= Chinese, Japanese, dirty knees =

Racist playground chant

"Chinese, Japanese, dirty knees" is a racist playground chant that has been used to mock children of Asian origin. The chant is often accompanied by gestures intended to caricature East Asian eyes, with upward-slanting gestures for Chinese and downward-slanting gestures for Japanese.

== Summary ==
The full rendering of the chant is "Chinese, Japanese, dirty knees, look at these," sometimes with a breast-related gesture accompanying the "look at these" phrase (such as pinching the front of one's shirt into mock breasts). The reference to breasts alludes to a stereotype of Asian women as promiscuous, according to Philip Nel, a professor of English at Kansas State University.

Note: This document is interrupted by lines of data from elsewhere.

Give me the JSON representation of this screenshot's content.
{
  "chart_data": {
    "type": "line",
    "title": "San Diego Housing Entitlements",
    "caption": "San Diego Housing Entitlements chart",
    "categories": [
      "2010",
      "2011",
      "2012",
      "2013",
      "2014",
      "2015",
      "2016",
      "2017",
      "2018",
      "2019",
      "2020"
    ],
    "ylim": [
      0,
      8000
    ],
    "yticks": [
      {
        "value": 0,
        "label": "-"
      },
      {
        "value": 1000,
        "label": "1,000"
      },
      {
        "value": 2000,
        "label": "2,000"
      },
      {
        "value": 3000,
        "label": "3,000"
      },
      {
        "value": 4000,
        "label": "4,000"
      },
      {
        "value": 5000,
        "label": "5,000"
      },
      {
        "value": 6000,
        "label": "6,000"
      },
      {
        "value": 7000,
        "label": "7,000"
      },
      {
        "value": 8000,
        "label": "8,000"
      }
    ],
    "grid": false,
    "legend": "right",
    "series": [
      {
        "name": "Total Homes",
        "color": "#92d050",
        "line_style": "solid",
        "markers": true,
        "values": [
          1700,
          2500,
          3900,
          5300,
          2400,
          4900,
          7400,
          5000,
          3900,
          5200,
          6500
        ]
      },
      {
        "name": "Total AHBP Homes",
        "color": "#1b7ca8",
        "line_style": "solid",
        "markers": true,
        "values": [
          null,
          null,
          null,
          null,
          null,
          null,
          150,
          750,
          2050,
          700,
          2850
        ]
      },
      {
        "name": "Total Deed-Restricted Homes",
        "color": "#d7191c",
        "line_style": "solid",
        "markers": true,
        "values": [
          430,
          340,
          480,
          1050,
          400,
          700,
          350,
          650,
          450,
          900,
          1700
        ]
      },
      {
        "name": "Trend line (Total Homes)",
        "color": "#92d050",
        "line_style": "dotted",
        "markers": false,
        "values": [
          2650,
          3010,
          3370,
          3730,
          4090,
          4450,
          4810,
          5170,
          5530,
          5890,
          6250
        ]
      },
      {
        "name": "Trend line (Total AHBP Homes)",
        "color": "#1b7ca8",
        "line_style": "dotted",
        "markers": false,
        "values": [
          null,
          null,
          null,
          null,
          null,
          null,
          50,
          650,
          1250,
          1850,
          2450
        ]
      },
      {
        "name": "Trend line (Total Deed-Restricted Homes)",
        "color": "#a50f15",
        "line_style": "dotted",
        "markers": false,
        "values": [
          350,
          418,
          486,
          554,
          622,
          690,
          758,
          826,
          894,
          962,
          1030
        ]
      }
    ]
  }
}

In The Colors of Excellence, published by Teachers College Press, many Asian Americans reported hearing the chant, and some recalled being taunted or bullied with it during their youth in the 20th century.

University of St Andrews professor Gregory B. Lee, writing that "many a Chinese immigrant child over the past 100 years has had to endure" the chant, notes that "[t]he allusion to dirt in this ditty is not aleatory", linking it to the stereotype of unclean "Orientals".

== Incidents ==
The rhyme was later cited in a legal brief filed by the United States Chamber of Commerce in Matal v. Tam, a Supreme Court of the United States case regarding the band The Slants' attempt to register its name as a trademark. Simon Tam has explained that the band's name originated from hearing the rhyme during his childhood. In a 2008 interview, Tam stated that members of the band had experienced racial harassment in their youth and that the name was intended to reclaim racial slurs rather than reproduce them as insults.

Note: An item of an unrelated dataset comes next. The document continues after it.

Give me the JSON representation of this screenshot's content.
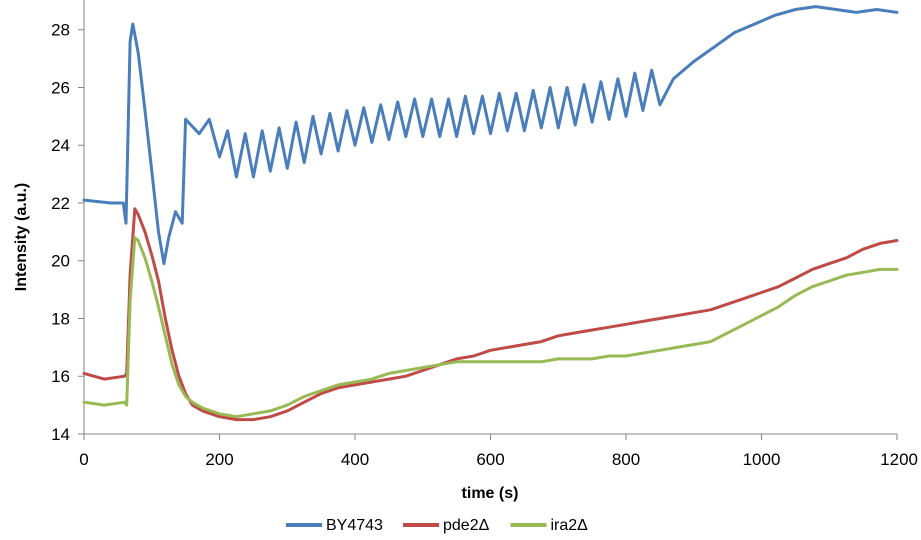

The chant was the subject of controversy surrounding the 2020 film Monster Hunter. In an early scene, the Chinese-American soldier Marshall, played by MC Jin, says, “Look at my knees!”, before another soldier asks, “What kind of knees are these?” Marshall then replies, “Chi-knees!”, a pun on “Chinese”. Some Chinese viewers interpreted the exchange as an allusion to the playground chant “Chinese, Japanese, dirty knees, look at these” and criticized the line as racially offensive. The film was subsequently withdrawn from Chinese cinemas shortly after its release. Although the filmmakers and actors denied that the line had anything to do with the chant, the film was removed from circulation, and Chinese authorities censored references to it online. Constantin Film subsequently apologized for the dialogue and removed it from versions of the film released internationally.